In July 2021, Western Europe experienced one of the deadliest floods in its history, killing at least 242 people. Climate change was cited as the main culprit, but according to a recent study, it wasn’t the only thing to blame.
Using a computer model, researchers from the University of Texas at Austin and two universities in China showed that urbanization—and the way cities are designed—can exacerbate rainstorms and influence where the rain falls. We’ve known for a while now that urbanization has devastating consequences on the environment. Asphalt roads absorb and radiate heat. Cars emit heat. So-called urban canyons between tall buildings trap more heat on the street. All of these factors contribute to the “urban heat island” effect, which can make cities hotter than the countryside. But according to the authors of the study, this is the first evidence that urbanization itself can make extreme weather even worse.

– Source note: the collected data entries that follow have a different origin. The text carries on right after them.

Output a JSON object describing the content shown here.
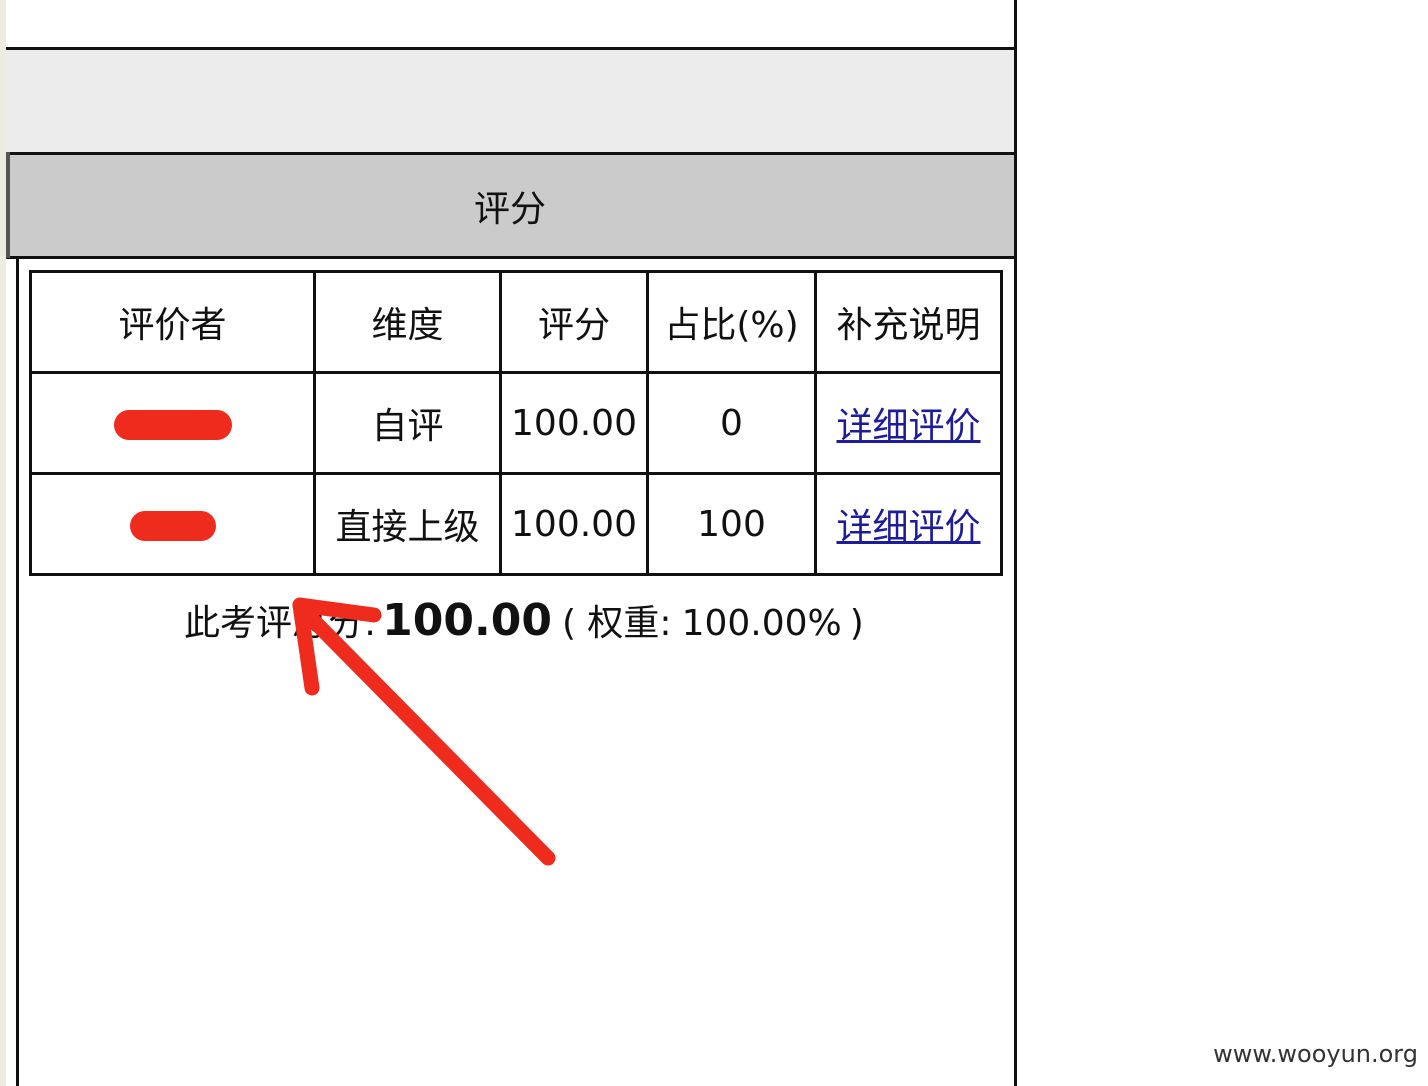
{
  "section_header": "评分",
  "table": {
    "headers": [
      "评价者",
      "维度",
      "评分",
      "占比(%)",
      "补充说明"
    ],
    "rows": [
      {
        "evaluator": "",
        "dimension": "自评",
        "score": "100.00",
        "ratio": "0",
        "detail_link": "详细评价"
      },
      {
        "evaluator": "",
        "dimension": "直接上级",
        "score": "100.00",
        "ratio": "100",
        "detail_link": "详细评价"
      }
    ]
  },
  "summary": {
    "label": "此考评总分:",
    "total": "100.00",
    "weight_label": "( 权重:",
    "weight": "100.00%",
    "close": ")"
  },
  "watermark": "www.wooyun.org",
  "colors": {
    "annotation": "#ef2b1e",
    "link": "#1d1d9c",
    "header_bg": "#cbcbcb"
  }
}
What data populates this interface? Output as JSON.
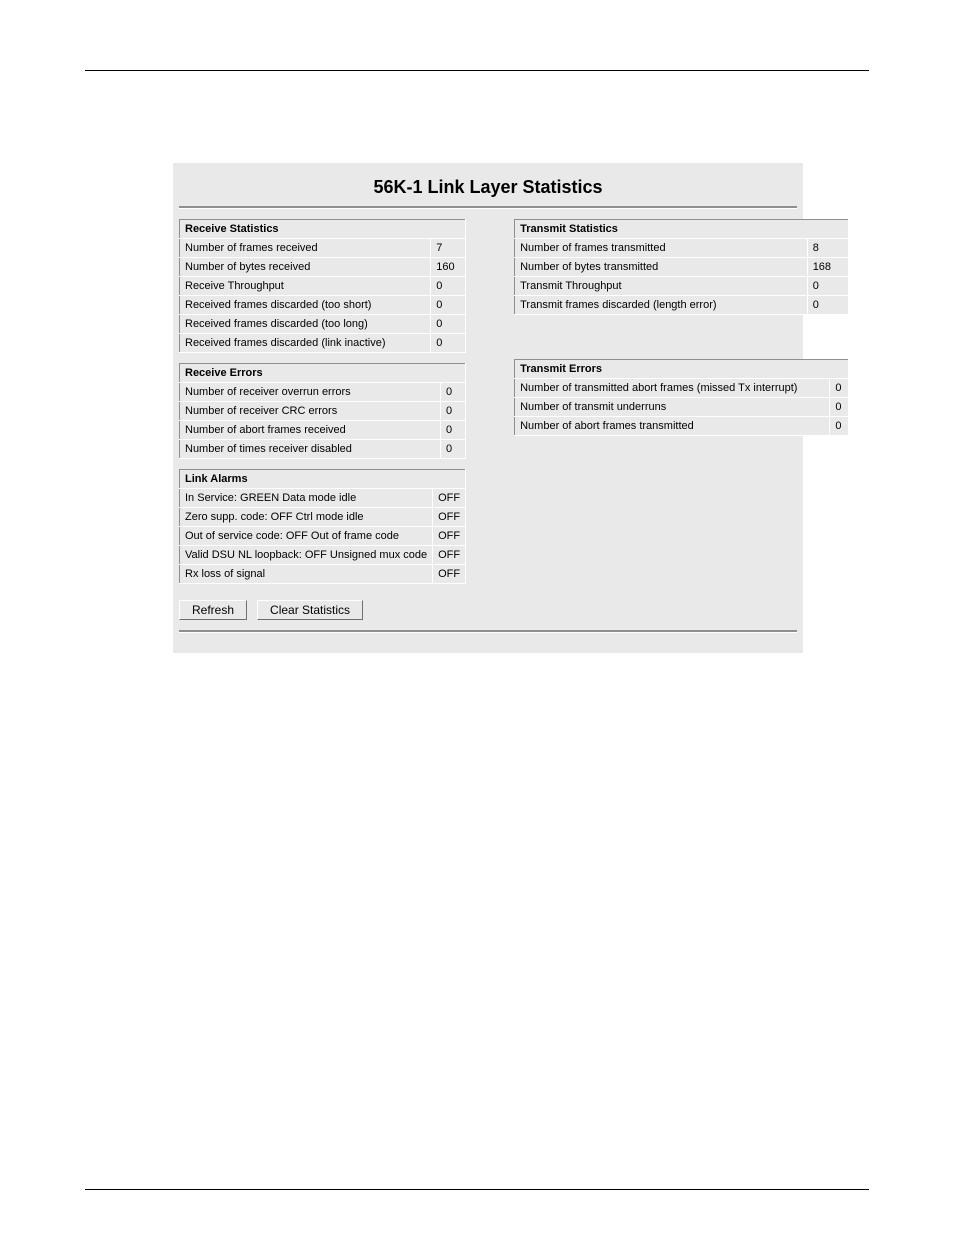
{
  "title": "56K-1 Link Layer Statistics",
  "receive_stats": {
    "header": "Receive Statistics",
    "rows": [
      {
        "label": "Number of frames received",
        "value": "7"
      },
      {
        "label": "Number of bytes received",
        "value": "160"
      },
      {
        "label": "Receive Throughput",
        "value": "0"
      },
      {
        "label": "Received frames discarded (too short)",
        "value": "0"
      },
      {
        "label": "Received frames discarded (too long)",
        "value": "0"
      },
      {
        "label": "Received frames discarded (link inactive)",
        "value": "0"
      }
    ]
  },
  "receive_errors": {
    "header": "Receive Errors",
    "rows": [
      {
        "label": "Number of receiver overrun errors",
        "value": "0"
      },
      {
        "label": "Number of receiver CRC errors",
        "value": "0"
      },
      {
        "label": "Number of abort frames received",
        "value": "0"
      },
      {
        "label": "Number of times receiver disabled",
        "value": "0"
      }
    ]
  },
  "link_alarms": {
    "header": "Link Alarms",
    "rows": [
      {
        "label": "In Service: GREEN Data mode idle",
        "value": "OFF"
      },
      {
        "label": "Zero supp. code: OFF Ctrl mode idle",
        "value": "OFF"
      },
      {
        "label": "Out of service code: OFF Out of frame code",
        "value": "OFF"
      },
      {
        "label": "Valid DSU NL loopback: OFF Unsigned mux code",
        "value": "OFF"
      },
      {
        "label": "Rx loss of signal",
        "value": "OFF"
      }
    ]
  },
  "transmit_stats": {
    "header": "Transmit Statistics",
    "rows": [
      {
        "label": "Number of frames transmitted",
        "value": "8"
      },
      {
        "label": "Number of bytes transmitted",
        "value": "168"
      },
      {
        "label": "Transmit Throughput",
        "value": "0"
      },
      {
        "label": "Transmit frames discarded (length error)",
        "value": "0"
      }
    ]
  },
  "transmit_errors": {
    "header": "Transmit Errors",
    "rows": [
      {
        "label": "Number of transmitted abort frames (missed Tx interrupt)",
        "value": "0"
      },
      {
        "label": "Number of transmit underruns",
        "value": "0"
      },
      {
        "label": "Number of abort frames transmitted",
        "value": "0"
      }
    ]
  },
  "buttons": {
    "refresh": "Refresh",
    "clear": "Clear Statistics"
  }
}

To conduct the study, the scientists created a computer model that simulated the storm as it unfolded over Rotterdam, Netherlands; Brussels; and Cologne, Germany, over the course of five days. Then they “removed” the cities from the model and simulated the same rainstorm lashing out over undeveloped land, with temperatures that were closer to pre-industrial levels. (The study notes that temperature in Europe has increased by about 35 degrees Fahrenheit since the 1800s.)
“A city by itself doesn’t create the storm,” says Dev Niyogi, a professor in the UT Jackson School of Geosciences and Cockrell School of Engineering, and one of the study’s authors. “But it is important to recognize that the design of a city can have a say in what happens.” In both the simulation and in real life, when warm air rises from the city, it mixes with the cold air in the atmosphere. This leads to a gradient of sorts, where hot and warm temperatures interact, creating “all sorts of instability,” as Niyogi puts it. This creates more energy, which can turn into thunderstorms and heavy rain.
“Cities are hotter than surrounding rural environments,” says Long Yang, an associate professor at China’s Nanjing University and lead author of the study, also laying blame on tall buildings, which can modify the way storms “develop and evolve.” As a result, cities are most vulnerable at the periphery. This is where the contrast between heavy urbanization and the suburbs causes the most instability in the atmosphere. Indeed, in the Rotterdam-Brussels-Cologne metropolitan region, last year’s summer floods hit suburban areas the hardest.
So what can cities do to diminish their impact on weather systems? For Niyogi, it’s all about cooling. Much as it is now inconceivable to sell cars without air-conditioning, he says city planners should develop plans to cool cities down. “When we cool the city, we are reducing the gradient,” he says. “It doesn’t mean an air bubble or a science-fiction dome around the city, it means recognizing that city planning is part of the solution.”
Cities around the world have been developing cooling solutions for decades. In New York City, for example, the NYC CoolRoofs initiative has helped paint more than 10 million square feet of rooftops in a white reflective coating, preventing 2,300 tons of CO2 per year. In Dallas, one program mapped what areas of the city were the hottest and started planting trees on key pedestrian routes. Other solutions involve buildings with automated shades in Abu Dhabi, cool pavements in Los Angeles, and water misters at bus stops in Chongqing, China.
Inevitably, there is no one-size-fits-all solution. “The solution is to cut emissions, and that is needed, but it’s going to take time,” Niyogi says, noting that when prevention isn’t enough, city planners and local authorities should identify what areas are more prone to severe weather (often the suburbs, where the most vulnerable communities live) and put policies in place—like flood mitigation, green infrastructure, and sponge parks—to help weather the storm.